ECLI: ECLI:NL:TADRSHE:2014:244
Datum uitspraak: 06-10-2014
Datum publicatie: 08-10-2014
Zaaknummer(s): ZWB 382 - 2013
Onderwerp: Wat een behoorlijk advocaat betaamt t.o. de wederpartij, subonderwerp: Vrijheid van handelen
Beslissingen: Voorwaardelijke schorsing
Inhoudsindicatie: Gehandeld in strijd met de afspraak dat derdengelden niet aan een der partijen mocht worden doorbetaald zonder uitdrukkelijke toestemming van (de advocaten van) beide partijen. Niet stilgestaan bij de voorwaarden waaronder de derdengelden waren gestort en de status die derdengelden in zijn algemeenheid hebben. Het staat een advocaat gewoonweg niet vrij te derdengelden zonder toestemming van de wederpartij aan zijn cliënt door te betalen.

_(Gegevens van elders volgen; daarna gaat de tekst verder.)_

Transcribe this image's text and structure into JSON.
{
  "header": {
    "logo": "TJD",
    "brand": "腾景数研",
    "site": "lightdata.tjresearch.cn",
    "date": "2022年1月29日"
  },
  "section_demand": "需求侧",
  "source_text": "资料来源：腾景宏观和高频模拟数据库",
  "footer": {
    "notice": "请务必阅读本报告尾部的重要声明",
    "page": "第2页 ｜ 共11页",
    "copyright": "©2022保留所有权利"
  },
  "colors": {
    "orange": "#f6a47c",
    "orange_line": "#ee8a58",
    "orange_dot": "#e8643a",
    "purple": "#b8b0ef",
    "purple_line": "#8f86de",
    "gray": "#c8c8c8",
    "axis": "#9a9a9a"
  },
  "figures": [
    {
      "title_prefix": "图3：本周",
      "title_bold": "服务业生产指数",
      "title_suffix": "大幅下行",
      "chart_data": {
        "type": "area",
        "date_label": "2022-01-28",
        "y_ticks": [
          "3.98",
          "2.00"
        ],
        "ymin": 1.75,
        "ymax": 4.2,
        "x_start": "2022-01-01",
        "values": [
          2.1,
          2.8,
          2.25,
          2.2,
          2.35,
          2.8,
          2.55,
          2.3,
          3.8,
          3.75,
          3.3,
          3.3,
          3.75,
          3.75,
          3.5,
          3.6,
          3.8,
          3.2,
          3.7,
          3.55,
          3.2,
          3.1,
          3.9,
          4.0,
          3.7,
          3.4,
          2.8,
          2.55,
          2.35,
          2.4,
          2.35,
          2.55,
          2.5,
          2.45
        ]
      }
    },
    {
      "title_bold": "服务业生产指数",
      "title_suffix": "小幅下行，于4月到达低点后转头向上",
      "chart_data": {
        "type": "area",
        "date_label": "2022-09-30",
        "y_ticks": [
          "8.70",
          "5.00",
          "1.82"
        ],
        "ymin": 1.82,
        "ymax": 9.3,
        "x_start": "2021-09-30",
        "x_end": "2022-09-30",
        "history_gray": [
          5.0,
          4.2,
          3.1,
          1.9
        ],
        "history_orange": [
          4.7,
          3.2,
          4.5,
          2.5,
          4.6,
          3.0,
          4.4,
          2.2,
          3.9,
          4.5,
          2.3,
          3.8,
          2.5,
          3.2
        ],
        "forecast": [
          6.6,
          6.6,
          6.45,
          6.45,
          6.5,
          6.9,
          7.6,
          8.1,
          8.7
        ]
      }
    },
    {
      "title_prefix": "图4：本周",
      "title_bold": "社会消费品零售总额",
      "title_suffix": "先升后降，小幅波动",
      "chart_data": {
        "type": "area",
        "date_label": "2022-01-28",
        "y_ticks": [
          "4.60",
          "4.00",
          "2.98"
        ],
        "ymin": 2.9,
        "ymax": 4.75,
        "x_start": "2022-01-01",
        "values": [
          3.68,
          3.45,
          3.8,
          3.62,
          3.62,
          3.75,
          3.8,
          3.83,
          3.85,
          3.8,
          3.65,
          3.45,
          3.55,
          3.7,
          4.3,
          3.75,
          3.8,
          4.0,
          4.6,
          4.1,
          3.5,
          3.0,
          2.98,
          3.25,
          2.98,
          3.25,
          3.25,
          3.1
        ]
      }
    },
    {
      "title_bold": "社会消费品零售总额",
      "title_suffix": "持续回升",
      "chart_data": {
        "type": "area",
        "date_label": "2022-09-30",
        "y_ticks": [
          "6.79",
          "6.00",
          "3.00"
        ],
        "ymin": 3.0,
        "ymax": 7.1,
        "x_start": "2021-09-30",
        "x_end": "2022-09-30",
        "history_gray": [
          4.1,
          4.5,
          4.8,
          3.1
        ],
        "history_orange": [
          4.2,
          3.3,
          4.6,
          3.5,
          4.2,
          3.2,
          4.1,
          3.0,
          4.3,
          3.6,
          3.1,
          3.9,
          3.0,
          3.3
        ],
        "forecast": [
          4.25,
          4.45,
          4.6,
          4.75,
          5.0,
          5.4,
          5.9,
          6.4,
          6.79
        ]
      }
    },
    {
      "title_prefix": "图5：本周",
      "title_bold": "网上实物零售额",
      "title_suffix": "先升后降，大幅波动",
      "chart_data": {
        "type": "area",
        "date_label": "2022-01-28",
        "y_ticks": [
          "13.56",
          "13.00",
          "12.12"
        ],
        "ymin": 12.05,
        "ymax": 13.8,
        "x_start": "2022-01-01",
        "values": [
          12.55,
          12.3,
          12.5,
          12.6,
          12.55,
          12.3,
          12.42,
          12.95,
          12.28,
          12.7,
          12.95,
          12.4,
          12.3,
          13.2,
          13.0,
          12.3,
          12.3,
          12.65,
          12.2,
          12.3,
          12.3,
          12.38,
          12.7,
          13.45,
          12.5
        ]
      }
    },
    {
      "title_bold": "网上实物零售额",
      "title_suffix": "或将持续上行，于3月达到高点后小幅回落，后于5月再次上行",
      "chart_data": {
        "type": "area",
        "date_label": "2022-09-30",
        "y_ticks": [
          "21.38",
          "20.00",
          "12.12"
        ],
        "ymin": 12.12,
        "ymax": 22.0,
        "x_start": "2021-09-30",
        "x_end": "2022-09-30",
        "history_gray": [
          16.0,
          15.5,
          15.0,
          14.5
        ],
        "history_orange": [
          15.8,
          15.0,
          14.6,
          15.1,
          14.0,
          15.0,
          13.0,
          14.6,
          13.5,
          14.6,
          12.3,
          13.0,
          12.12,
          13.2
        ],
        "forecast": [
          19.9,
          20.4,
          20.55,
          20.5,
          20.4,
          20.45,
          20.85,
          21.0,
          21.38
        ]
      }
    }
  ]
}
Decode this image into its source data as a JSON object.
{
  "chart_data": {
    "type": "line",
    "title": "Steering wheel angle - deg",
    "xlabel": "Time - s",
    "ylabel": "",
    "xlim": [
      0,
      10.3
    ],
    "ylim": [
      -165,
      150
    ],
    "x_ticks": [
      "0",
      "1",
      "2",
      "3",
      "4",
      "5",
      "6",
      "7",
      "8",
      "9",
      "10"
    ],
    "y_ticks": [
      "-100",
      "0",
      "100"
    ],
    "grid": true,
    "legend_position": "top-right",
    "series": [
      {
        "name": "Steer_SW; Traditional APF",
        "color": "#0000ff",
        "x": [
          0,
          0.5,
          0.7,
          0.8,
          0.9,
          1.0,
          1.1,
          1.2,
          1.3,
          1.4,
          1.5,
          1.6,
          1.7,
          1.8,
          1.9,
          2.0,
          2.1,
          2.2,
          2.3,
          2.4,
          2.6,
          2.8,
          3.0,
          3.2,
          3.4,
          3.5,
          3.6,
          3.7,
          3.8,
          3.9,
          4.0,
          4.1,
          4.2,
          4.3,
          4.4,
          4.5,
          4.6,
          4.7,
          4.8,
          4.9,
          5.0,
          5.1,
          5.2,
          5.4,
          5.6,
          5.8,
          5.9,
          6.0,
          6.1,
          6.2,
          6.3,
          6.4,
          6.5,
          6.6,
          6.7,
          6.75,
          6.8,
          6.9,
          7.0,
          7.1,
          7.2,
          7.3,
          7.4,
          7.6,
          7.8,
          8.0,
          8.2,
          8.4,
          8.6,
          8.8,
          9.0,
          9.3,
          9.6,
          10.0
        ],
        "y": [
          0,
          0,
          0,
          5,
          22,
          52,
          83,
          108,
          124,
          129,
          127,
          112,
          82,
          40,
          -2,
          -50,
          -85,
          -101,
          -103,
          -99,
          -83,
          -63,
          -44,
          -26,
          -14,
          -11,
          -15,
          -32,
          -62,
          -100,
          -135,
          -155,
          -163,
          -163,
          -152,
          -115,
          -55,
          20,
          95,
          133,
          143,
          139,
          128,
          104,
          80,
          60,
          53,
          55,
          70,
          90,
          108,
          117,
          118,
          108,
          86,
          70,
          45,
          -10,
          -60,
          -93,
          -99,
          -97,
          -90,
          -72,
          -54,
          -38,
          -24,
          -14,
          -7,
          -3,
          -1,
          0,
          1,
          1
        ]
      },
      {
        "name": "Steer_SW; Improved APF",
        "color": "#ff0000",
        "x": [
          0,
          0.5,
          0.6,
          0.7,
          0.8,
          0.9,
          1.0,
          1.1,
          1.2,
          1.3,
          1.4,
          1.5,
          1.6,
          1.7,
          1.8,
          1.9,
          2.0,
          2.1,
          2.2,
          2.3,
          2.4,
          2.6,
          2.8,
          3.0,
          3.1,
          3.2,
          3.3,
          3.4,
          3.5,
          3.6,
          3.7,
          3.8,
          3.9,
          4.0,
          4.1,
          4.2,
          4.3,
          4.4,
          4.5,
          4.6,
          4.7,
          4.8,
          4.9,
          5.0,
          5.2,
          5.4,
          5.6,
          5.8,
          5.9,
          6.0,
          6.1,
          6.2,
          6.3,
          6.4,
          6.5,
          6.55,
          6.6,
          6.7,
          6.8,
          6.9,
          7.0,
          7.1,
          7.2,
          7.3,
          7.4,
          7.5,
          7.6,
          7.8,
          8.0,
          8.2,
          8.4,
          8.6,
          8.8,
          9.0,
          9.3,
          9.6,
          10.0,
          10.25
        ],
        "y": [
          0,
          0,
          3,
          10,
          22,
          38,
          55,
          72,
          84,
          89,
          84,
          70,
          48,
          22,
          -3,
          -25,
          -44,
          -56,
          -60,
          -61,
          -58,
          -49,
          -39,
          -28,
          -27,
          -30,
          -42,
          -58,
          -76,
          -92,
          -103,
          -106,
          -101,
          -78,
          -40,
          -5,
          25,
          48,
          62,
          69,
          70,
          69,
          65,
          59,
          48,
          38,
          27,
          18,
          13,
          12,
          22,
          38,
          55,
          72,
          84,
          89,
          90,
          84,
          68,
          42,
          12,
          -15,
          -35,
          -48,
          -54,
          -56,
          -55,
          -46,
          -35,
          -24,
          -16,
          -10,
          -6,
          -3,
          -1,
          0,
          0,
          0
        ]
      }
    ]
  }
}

Niet gehandeld zoals een behoorlijk handelend advocaat betaamt en het vertrouwen in de advocatuur geschaad Klacht gegrond; 6 weken schorsing voorwaardelijk, proeftijd 2 jaar.

Beslissing van 6 oktober 2014

in de zaak ZWB 382-2013

naar aanleiding van de klacht van:

     klaagster

                      gemachtigde:

tegen:

                      verweerder

1          Verloop van de procedure

1.1      Bij brief aan de raad van 11 december 2013 met kenmerk K13-051, door de raad ontvangen op 11 december 2013, heeft de deken van de Orde van Advocaten in het arrondissement Zeeland-West-Brabant de klacht ter kennis van de raad gebracht.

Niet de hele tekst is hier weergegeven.